II existe au Québec, depuis près de vingt-cinq ans maintenant1, un nouveau courant littéraire, marqué au coin du fantastique et de la science-fiction (SF), dont il faut désormais tenir compte dans notre vie littéraire. Les différents acteurs de ces deux champs se sont d'ailleurs montrés plus dynamiques que jamais en 1985. Ainsi, on a pu assister à la remise du Grand Prix de la science-fiction et du fantastique québécois 1985 à André Berthiaume pour les nouvelles fantastiques contenues dans son recueil Incidents de frontières2. En 1986, c'est Esther Rochon qui se mérite cet honneur pour l'ensemble de sa production de 1985. J'en soulignerai ici l'importance. Jean-Pierre April a remporté, quant à lui, les honneurs du concours "Septième Continent" avec sa nouvelle "la Survie en rose"3. D'autre part, une nouvelle revue, l'Année de la science-fiction et du fantastique québécois4, a fait son apparition. Dans le cadre du Congrès de l'ACFAS 1985, Elisabeth Vonarburg avait organisé un colloque sur les littératures conjecturales (entendre fantastique et SF); enfin, le Congrès Boréal sur le fantastique et la SF en était, en 1985, à sa septième édition.

Dans le monde de l'édition, il n'y a pas eu de déferlement, mais la production s'est tout de même maintenue à un niveau fort acceptable qualitativement et quantitativement: une douzaine de romans ou de recueils de nouvelles, et quelque soixante-quinze nouvelles éparpillées dans cinq ou six revues. Parmi les moments privilégiés, qui concernent surtout la SF faut-il le dire, je mentionnerais la parution du roman d'Esther Rochon, l'Épuisement du soleil5, celle du recueil collectif de Dix nouvelles de science-fiction québécoise6, et celle du numéro spécial "Pastiches" de la revue Imagine...7. Dans le domaine de la S F toujours, un autre événement aurait pu être important. Il s'agit de l'anthologie de science-fiction canadienne, Tesseracts8, de Judith Merril: sur vingt-huit auteurs, on n'a choisi que trois auteurs québécois (E. Vonarburg, D. Sernine et M. Sévigny), alors qu'on publiait des textes d'"au-teurs" qui n'avaient rien publié auparavant. Dans le cadre d'une anthologie qui se voulait représentative de la pratique de la SF au Canada, c'est plutôt navrant. L'Histoire continue!

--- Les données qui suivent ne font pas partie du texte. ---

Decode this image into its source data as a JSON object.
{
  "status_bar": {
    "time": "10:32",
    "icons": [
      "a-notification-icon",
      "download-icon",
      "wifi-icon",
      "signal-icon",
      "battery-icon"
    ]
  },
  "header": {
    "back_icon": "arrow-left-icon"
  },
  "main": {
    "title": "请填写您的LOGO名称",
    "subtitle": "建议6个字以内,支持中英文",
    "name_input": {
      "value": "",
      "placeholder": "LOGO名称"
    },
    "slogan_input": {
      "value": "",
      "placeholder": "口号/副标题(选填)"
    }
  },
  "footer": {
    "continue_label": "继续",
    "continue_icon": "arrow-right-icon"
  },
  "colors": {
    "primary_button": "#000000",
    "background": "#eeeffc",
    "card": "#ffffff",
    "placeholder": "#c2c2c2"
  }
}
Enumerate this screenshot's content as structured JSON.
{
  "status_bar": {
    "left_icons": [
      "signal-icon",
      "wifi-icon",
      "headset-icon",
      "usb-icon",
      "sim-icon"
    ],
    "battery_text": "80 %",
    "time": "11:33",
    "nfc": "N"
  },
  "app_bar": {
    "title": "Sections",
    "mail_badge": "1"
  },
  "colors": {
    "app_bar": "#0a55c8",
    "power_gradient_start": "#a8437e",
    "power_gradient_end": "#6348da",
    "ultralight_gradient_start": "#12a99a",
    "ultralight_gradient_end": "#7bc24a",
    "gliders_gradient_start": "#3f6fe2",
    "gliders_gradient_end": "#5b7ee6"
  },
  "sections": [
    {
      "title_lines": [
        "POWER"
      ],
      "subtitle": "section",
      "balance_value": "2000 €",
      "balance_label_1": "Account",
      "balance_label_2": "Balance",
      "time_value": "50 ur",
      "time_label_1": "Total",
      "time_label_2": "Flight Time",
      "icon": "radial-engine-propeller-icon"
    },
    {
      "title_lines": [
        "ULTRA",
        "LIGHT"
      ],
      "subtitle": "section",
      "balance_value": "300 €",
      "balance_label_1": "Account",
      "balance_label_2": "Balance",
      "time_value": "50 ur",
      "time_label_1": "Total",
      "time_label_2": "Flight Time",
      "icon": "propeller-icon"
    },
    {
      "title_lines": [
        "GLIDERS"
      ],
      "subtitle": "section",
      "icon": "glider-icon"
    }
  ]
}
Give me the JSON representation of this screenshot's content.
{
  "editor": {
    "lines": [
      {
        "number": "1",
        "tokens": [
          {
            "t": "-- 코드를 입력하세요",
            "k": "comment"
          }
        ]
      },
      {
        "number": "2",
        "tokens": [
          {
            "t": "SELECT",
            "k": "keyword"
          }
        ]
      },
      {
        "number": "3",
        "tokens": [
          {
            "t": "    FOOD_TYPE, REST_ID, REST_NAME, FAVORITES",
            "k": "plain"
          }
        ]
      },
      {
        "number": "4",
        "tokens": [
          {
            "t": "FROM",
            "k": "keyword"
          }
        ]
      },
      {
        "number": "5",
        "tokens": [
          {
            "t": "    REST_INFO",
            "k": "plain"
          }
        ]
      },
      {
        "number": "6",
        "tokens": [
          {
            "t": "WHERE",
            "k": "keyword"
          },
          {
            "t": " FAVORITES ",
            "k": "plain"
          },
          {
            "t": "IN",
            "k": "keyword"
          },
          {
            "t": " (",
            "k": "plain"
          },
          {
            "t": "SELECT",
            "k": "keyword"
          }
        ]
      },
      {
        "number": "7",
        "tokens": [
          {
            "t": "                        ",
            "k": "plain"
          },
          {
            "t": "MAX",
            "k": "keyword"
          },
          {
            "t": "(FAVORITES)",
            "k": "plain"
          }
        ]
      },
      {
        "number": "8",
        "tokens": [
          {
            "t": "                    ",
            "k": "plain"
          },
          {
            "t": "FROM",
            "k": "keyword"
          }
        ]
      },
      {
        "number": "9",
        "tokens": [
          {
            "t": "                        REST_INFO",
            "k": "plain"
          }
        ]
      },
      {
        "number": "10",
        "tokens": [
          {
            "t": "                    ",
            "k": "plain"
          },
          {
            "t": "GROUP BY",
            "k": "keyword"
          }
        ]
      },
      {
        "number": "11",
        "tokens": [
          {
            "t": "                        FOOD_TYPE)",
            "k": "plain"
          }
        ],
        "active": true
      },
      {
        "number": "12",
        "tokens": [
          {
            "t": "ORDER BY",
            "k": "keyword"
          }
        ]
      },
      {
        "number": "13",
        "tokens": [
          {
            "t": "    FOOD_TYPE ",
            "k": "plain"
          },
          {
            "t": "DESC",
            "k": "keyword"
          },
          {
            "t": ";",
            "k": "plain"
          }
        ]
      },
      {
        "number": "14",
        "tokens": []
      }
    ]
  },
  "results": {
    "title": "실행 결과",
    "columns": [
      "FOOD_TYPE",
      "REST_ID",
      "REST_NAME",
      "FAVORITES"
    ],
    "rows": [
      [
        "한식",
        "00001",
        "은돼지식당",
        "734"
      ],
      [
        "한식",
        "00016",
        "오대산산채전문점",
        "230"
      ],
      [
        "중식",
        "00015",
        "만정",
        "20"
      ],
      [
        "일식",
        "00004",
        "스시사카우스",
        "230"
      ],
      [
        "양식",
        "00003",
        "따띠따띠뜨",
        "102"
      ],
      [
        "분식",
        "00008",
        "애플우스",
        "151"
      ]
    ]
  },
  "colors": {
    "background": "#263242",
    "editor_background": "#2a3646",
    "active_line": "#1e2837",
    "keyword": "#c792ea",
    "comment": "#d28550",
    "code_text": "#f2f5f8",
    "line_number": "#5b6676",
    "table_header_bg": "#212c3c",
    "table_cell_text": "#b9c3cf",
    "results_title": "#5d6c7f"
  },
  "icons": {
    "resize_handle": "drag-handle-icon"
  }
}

Côté fantastique, peu d'événements vraiment marquants, si ce n'est la réédition des deux oeuvres fantastiques de Michel Tremblay9 publiées dans les années soixante et (mais c'est un fait de plus en plus fréquent dans nos lettres) la publication de quelques oeuvres qui témoignent du débordement de l'imaginaire fantastique dans le champ général de la littérature. C'était déjà le cas pour une partie de l'oeuvre d'André Berthiaume, mais aussi de celle des Jacques Ferron, Jacques Brossard, Jacques Benoît, André Vanasse, François Barcelo, Denys Chabot, Claudette Charbonneau-Tissot, Marie José Thériault et de bien d'autres. Le phénomène se répète en 1985. Ce qui m'amène à annexer au champ fantastique, de manière impérialiste, des ouvrages qui

n'appartiennent pas qu'au fantastique. Je me rends compte, peut-être à cause de l'obsession déformante qu'engendre chez moi une recherche axée sur des esthétiques si particulières, que les imaginaires fantastiques et de SF contaminent de plus en plus les processus créateurs narratifs, et donc que s'impose l'étude d'oeuvres apparemment situées en dehors des cadres fixés par les traditions fantastiques et sciences-fictionnelles. (C'est parfois ainsi qu'un genre se renouvelle).

Le roman fantastique

Ainsi en 1985, ont paru trois romans de fort bonne facture, non classables dans une seule catégorie littéraire: la Note de passage10 de ...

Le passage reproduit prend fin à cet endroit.